Addiction counselors carry out complete assessments of substance abuse history, sometimes with assistance of the client, his/her family, and medical personnel; then, an individualized plan can be made. They also provide counseling sessions, both in groups and on an individual basis, and monitor clients over time and document their progress. When certain methods of counseling are not working, the counselor may change techniques and work with the clients' physicians to better understand what sort of care is necessary and what medications are administered. Clients' primary doctors may also have suggestions regarding what sort of counseling would be most effective.

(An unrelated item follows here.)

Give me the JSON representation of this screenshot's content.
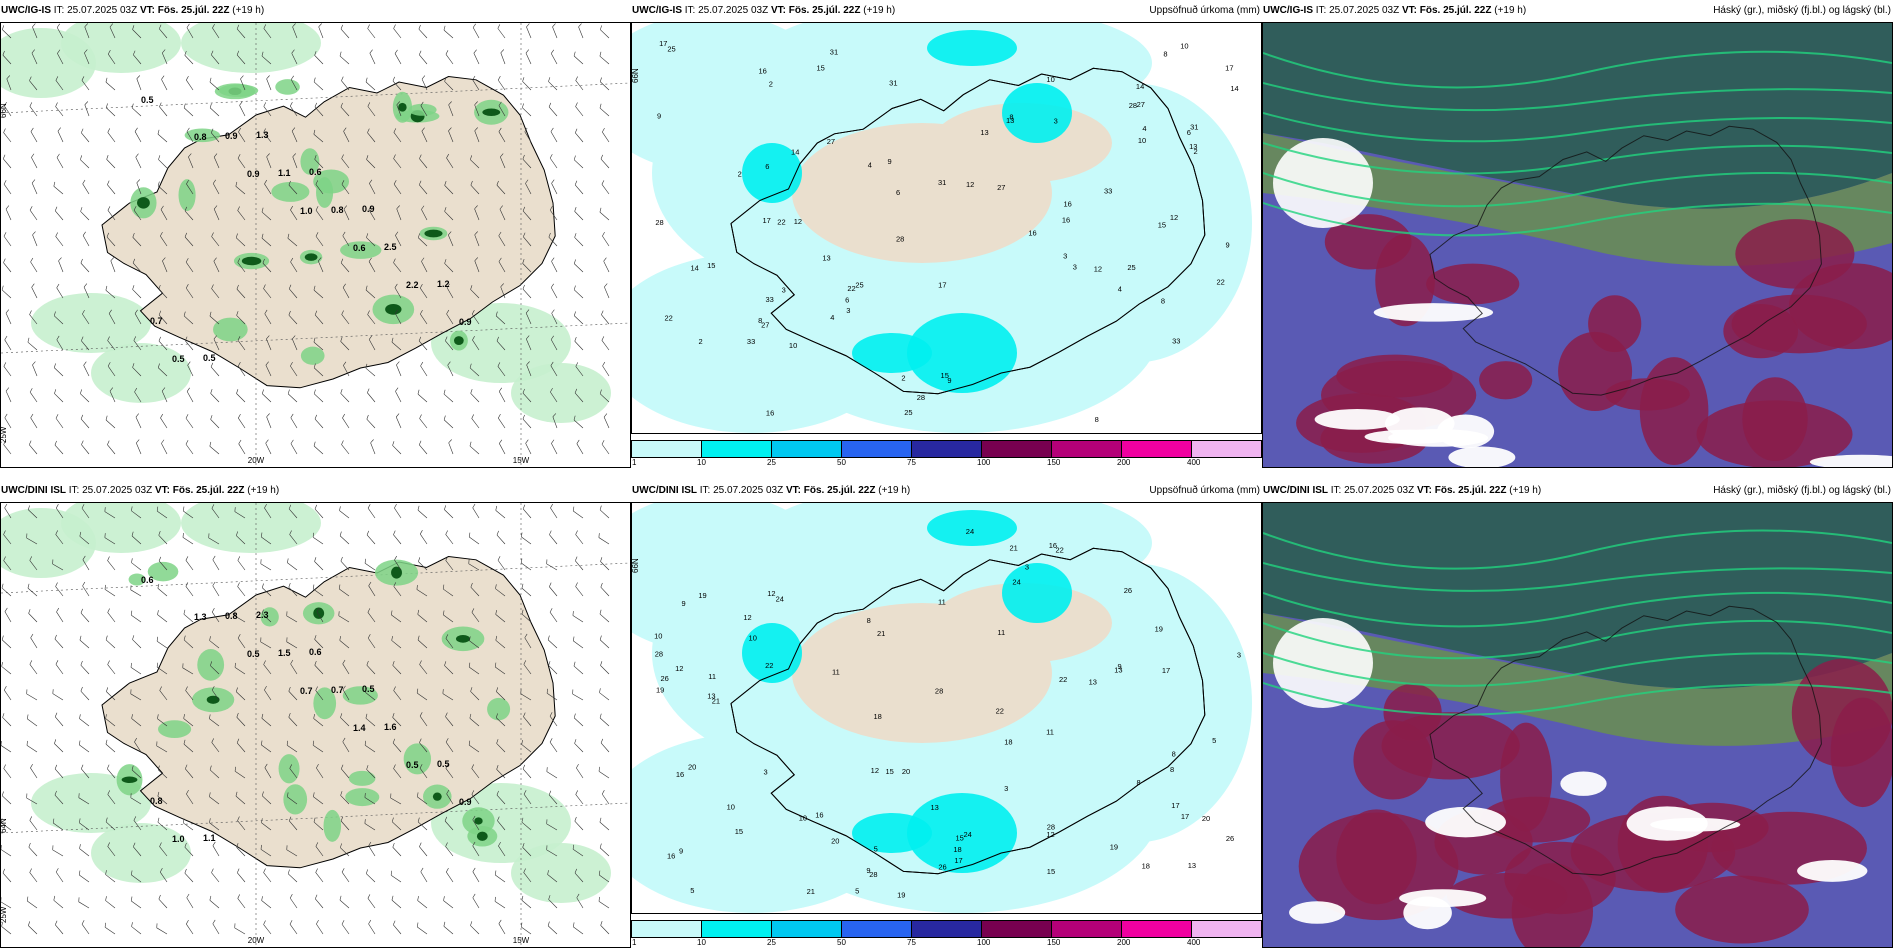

It is important that addiction counselors are patient and extremely caring, as some clients may have side effects from substances that contribute to difficult behavior. A bachelor's degree with concentration in social work, mental health, sociology, nursing, psychology, counseling, or rehabilitation is a minimum requirement for this position, and some positions require a master’s degree. These counselors should also possess certified alcohol and drug counseling certification prior to applying for the position; certification is acquired by completing coursework and testing. A clean background check is usually required, as well.
Licensed Addiction Counselor (LAC) Tasks
Develop individual intervention, treatment and recovery plans.
Perform chemical dependency evaluations for patients.
Manage caseload and documentation.
Gather information about patients using interviews, case histories, observations and assessments.
Facilitate and lead group and education sessions.